Types of scams on the internet

Internet fraud – Ponzi scheme

A Ponzi scheme is a fraudulent system in which criminals pay out money to customers not through real income, but by recruiting more and more new players into the Ponzi scheme. 

The system works as long as the inflow of new customers continues. All pyramid schemes in the cryptocurrency world are now called Ponzi schemes. The system is based on the promises of great and fast profits from the investments of its members. The pyramid scheme's founders do not actually do any work At best, they pay out money to a few depositors, and only by recruiting new participants. A fraudulent enterprise is successful as long as it can maintain a semblance of stability. When customers stop investing, the scammers take the money invested in the platform and register the next new project. The old business closes and it becomes virtually impossible to get the money back. As a result the system organisers take all the money, the pyramid collapses and people are left with nothing. 

The pyramid scheme companies may be perfectly legal, licensed and paying their clients fairly. But in most cases pyramid schemesare used by crooks for illicit enrichment. Their aim is to raise the maximum amount of money and then close the business. Websites often publish information that is misleading, but this can be easily cross-checked. For example, if a scammer claims that a company has been around for 10 years but there are no reviews on the internet, this is not true.
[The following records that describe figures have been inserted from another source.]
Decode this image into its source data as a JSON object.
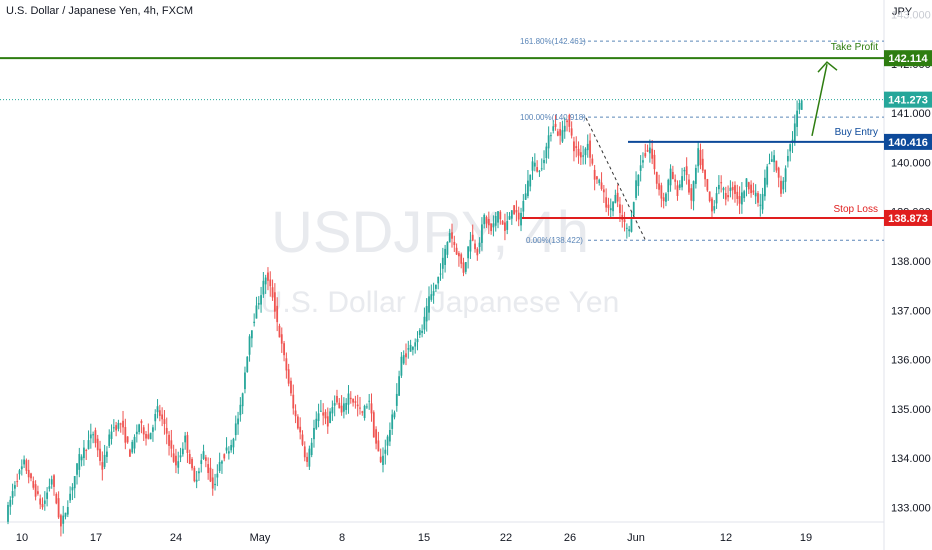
{
  "title": "U.S. Dollar / Japanese Yen, 4h, FXCM",
  "watermark": {
    "symbol": "USDJPY, 4h",
    "name": "U.S. Dollar / Japanese Yen"
  },
  "currency": "JPY",
  "colors": {
    "up": "#26a69a",
    "down": "#ef5350",
    "take_profit": "#2e7d10",
    "buy_entry": "#0d4a9a",
    "stop_loss": "#e01e1e",
    "last_price": "#26a69a",
    "fib": "#5b86b8"
  },
  "chart_data": {
    "type": "candlestick",
    "ylim": [
      132.5,
      145.0
    ],
    "y_ticks": [
      "133.000",
      "134.000",
      "135.000",
      "136.000",
      "137.000",
      "138.000",
      "139.000",
      "140.000",
      "141.000",
      "142.000",
      "143.000"
    ],
    "x_ticks": [
      "10",
      "17",
      "24",
      "May",
      "8",
      "15",
      "22",
      "26",
      "Jun",
      "12",
      "19"
    ],
    "anchors": [
      [
        0,
        132.8
      ],
      [
        4,
        133.5
      ],
      [
        8,
        133.9
      ],
      [
        12,
        133.4
      ],
      [
        16,
        133.0
      ],
      [
        20,
        133.6
      ],
      [
        24,
        132.6
      ],
      [
        27,
        133.1
      ],
      [
        32,
        134.0
      ],
      [
        38,
        134.5
      ],
      [
        42,
        133.8
      ],
      [
        46,
        134.6
      ],
      [
        50,
        134.7
      ],
      [
        54,
        134.1
      ],
      [
        58,
        134.7
      ],
      [
        62,
        134.4
      ],
      [
        66,
        135.0
      ],
      [
        70,
        134.5
      ],
      [
        74,
        133.8
      ],
      [
        78,
        134.4
      ],
      [
        82,
        133.5
      ],
      [
        86,
        134.1
      ],
      [
        90,
        133.4
      ],
      [
        94,
        134.0
      ],
      [
        98,
        134.3
      ],
      [
        102,
        135.0
      ],
      [
        106,
        136.5
      ],
      [
        110,
        137.2
      ],
      [
        113,
        137.7
      ],
      [
        116,
        137.3
      ],
      [
        119,
        136.5
      ],
      [
        122,
        135.8
      ],
      [
        125,
        135.0
      ],
      [
        128,
        134.5
      ],
      [
        131,
        133.9
      ],
      [
        134,
        134.6
      ],
      [
        137,
        135.0
      ],
      [
        140,
        134.7
      ],
      [
        143,
        135.2
      ],
      [
        146,
        134.9
      ],
      [
        149,
        135.3
      ],
      [
        152,
        135.1
      ],
      [
        155,
        134.9
      ],
      [
        158,
        135.2
      ],
      [
        160,
        134.5
      ],
      [
        163,
        133.9
      ],
      [
        166,
        134.4
      ],
      [
        169,
        135.0
      ],
      [
        172,
        136.0
      ],
      [
        175,
        136.2
      ],
      [
        178,
        136.4
      ],
      [
        181,
        136.6
      ],
      [
        184,
        137.2
      ],
      [
        187,
        137.5
      ],
      [
        190,
        138.0
      ],
      [
        193,
        138.6
      ],
      [
        196,
        138.2
      ],
      [
        199,
        137.8
      ],
      [
        202,
        138.5
      ],
      [
        205,
        138.2
      ],
      [
        208,
        138.9
      ],
      [
        211,
        138.6
      ],
      [
        214,
        139.0
      ],
      [
        217,
        138.6
      ],
      [
        220,
        139.1
      ],
      [
        223,
        138.8
      ],
      [
        226,
        139.4
      ],
      [
        229,
        140.0
      ],
      [
        232,
        139.8
      ],
      [
        235,
        140.3
      ],
      [
        238,
        140.8
      ],
      [
        241,
        140.5
      ],
      [
        244,
        140.9
      ],
      [
        247,
        140.3
      ],
      [
        250,
        140.1
      ],
      [
        253,
        140.4
      ],
      [
        256,
        139.7
      ],
      [
        259,
        139.5
      ],
      [
        262,
        139.0
      ],
      [
        265,
        139.3
      ],
      [
        268,
        138.8
      ],
      [
        271,
        138.6
      ],
      [
        274,
        139.6
      ],
      [
        277,
        140.1
      ],
      [
        280,
        140.3
      ],
      [
        283,
        139.6
      ],
      [
        286,
        139.2
      ],
      [
        289,
        139.8
      ],
      [
        292,
        139.4
      ],
      [
        295,
        139.9
      ],
      [
        298,
        139.2
      ],
      [
        301,
        140.2
      ],
      [
        304,
        139.6
      ],
      [
        307,
        139.0
      ],
      [
        310,
        139.6
      ],
      [
        313,
        139.3
      ],
      [
        316,
        139.5
      ],
      [
        319,
        139.2
      ],
      [
        322,
        139.6
      ],
      [
        325,
        139.4
      ],
      [
        328,
        139.1
      ],
      [
        331,
        139.9
      ],
      [
        334,
        140.1
      ],
      [
        337,
        139.4
      ],
      [
        340,
        140.2
      ],
      [
        342,
        140.5
      ],
      [
        344,
        141.0
      ],
      [
        346,
        141.27
      ]
    ],
    "levels": [
      {
        "label": "Take Profit",
        "value": "142.114"
      },
      {
        "label": "Buy Entry",
        "value": "140.416"
      },
      {
        "label": "Stop Loss",
        "value": "138.873"
      }
    ],
    "last_price": "141.273",
    "fib_labels": [
      "161.80%(142.461)",
      "100.00%(140.918)",
      "0.00%(138.422)"
    ],
    "faded_tick": "143.000"
  }
}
It means thatthe company is new. And if the company provides misleading information, it means they are scammers. 

The Ponzi scheme first emerged in the 1920s thanks to Charles Ponzi, who created a company that conducted legitimate arbitration deals.  Over time, however, he began to use the money he received from new clients to pay off his previous financial obligations. After the fraud was uncovered, the case madeheadlines in the United States. The press gave this method of fraud the name "Ponzi scheme". The principles of a Ponzi scheme: 

  • Fraudsters register a trading platform and convince their first clients to invest in the company. 

  • They then seek out the next potential investors and induce them to invest, promising extremely high returns. With the funds collected, they pay out profits to those clientswho invested earlier. - Once again, the organisers convince investors that it is worth reinvesting the profits. Many agree, believing that the company is legitimate because it pays out the promised profits. 

  • Once the inflow of new investment dries up, the scammers have nothing left to pay.  As a result, companies using Ponzi schemes disappear. Fraudulent Ponzi schemes have several features: 

  • They promise an unreasonably high return on capital. They often talk about hundreds of cents a year. Their main aim is to cause a stir and a desire to get a lot of money the easy way. 

  • Doesn't disclose information about returns. Traders cannot see managers' portfolios and have no access to information about the assets in which the manager invests. 

  • Makes cold calls. A pyramidscheme is characterised by the use of aggressive marketing. Scammers search open sources for the right contacts and call them with investment offers. Calls and social media can be very persistent. 

  • Apply pressure to convince these people not to withdraw their money. To maintain their image as an "honest company", they pay out money to clients over a period of time. But withdrawal is a problem for most clients. So they reassure traders of the need to reinvest the money. They usually don't have a license because they don't want to spend the time and money to get one. They use offshore licences, compliance certificates from private companies or work without any permits. They obtain offshore licenses, compliance certificates from private companies oroperate without any permits.